Selbst vor ungewöhnlichen Produkten schrecken die Plagiatoren nicht zurück. Ein Negativ-Preis ging diesmal auch an einen Hersteller aus China, der ein Nebelgerät zur Moskito- und Schädlingsbekämpfung der Swingtec GmbH aus Isny im Allgäu nachbaute. Das Gerät wird in 120 Ländern verkauft, das Original für 800, das technisch schlechte und auch gefährliche Plagiat nur für 200 Euro. Die finanziellen Einbußen für die Original-Hersteller sind in vielen Fällen riesig, bei Mittelständlern können sie existenzgefährdend sein.

„Die Fälscher handeln rein profitorientiert”, sagt Busse. Die Schätzungen über den Schaden durch Plagiate schwanken zwischen 600 Milliarden und einer Billion Dollar pro Jahr. Allein die deutschen Maschinenbauer beziffern die Einbußen auf jährlich 6,4 Milliarden Euro.

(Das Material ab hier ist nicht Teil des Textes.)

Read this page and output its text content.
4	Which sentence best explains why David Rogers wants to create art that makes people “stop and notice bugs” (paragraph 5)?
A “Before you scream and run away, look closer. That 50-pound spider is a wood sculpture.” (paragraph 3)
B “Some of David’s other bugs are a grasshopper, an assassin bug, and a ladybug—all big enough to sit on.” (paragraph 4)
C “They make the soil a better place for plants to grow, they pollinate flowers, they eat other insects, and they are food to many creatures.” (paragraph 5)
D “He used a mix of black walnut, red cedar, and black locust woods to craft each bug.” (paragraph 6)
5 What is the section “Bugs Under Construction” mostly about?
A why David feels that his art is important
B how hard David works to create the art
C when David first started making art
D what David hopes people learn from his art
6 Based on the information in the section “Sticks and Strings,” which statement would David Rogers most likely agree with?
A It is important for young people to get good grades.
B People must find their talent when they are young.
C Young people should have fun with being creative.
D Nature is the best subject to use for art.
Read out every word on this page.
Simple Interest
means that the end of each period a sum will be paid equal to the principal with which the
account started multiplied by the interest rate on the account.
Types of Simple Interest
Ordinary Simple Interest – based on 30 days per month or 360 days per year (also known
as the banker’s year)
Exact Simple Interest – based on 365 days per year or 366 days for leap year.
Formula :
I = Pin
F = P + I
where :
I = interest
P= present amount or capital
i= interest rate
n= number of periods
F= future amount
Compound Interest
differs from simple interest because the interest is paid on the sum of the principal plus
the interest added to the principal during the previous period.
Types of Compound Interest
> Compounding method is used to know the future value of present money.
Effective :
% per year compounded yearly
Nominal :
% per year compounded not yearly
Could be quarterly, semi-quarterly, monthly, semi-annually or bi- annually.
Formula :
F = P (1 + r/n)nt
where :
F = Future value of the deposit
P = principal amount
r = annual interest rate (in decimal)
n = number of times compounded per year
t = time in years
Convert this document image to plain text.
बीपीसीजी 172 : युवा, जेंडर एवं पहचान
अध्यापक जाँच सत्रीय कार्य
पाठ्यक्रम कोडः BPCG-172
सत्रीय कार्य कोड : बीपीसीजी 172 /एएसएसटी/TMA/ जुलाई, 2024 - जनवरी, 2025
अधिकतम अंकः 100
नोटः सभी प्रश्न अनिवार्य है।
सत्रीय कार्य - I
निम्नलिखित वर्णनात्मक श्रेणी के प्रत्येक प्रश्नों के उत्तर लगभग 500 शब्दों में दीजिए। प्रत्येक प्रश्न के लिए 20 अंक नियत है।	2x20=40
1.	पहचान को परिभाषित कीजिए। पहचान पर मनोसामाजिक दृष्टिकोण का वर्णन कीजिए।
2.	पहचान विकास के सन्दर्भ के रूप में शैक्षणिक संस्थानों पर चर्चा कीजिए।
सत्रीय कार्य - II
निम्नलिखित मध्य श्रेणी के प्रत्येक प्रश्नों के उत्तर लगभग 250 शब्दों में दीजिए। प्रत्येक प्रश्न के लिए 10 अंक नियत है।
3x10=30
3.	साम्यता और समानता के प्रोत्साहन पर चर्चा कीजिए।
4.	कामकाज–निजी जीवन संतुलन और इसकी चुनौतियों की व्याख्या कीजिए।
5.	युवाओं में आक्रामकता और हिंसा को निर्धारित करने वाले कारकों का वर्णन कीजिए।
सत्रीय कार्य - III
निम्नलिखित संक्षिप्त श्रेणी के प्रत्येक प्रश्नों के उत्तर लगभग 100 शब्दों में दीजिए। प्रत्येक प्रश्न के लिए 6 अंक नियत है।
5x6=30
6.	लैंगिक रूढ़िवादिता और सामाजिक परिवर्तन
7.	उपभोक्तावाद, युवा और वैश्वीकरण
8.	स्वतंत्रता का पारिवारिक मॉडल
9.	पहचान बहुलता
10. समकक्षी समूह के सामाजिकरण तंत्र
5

2010 hat der Zoll an den EU-Außengrenzen mehr als 100 Millionen Plagiate im Wert von über einer Milliarde Euro beschlagnahmt. 85 Prozent davon stammten aus China. „Indien liegt an der Spitze bei gefälschten Medikamenten, die Türkei bei Lebensmitteln und Getränken.” Bei diesen Zahlen seien Plagiate aus der Europäischen Union noch gar nicht enthalten, erklärt Busse.

Die Plagiate sorgten nicht nur für einen riesigen Schaden. Die Nachahmer setzten ohne Skrupel auch die Gesundheit der Menschen, die sie herstellen und der Verbraucher aufs Spiel. Verantwortung tragen nach Ansicht von Busse aber auch die Verbraucher. Sie seien immer auf der Jagd nach den besten Schnäppchen.

„Sie wollen Original-Label, technische Highlights und schönes Design, sind aber nicht bereit, den angemessenen Preis dafür zu zahlen.” Das kostet nicht nur hierzulande Arbeitsplätze. Es stütze auch Kinderarbeit in anderen Ländern und fördere außerdem oft organisierte Kriminalität.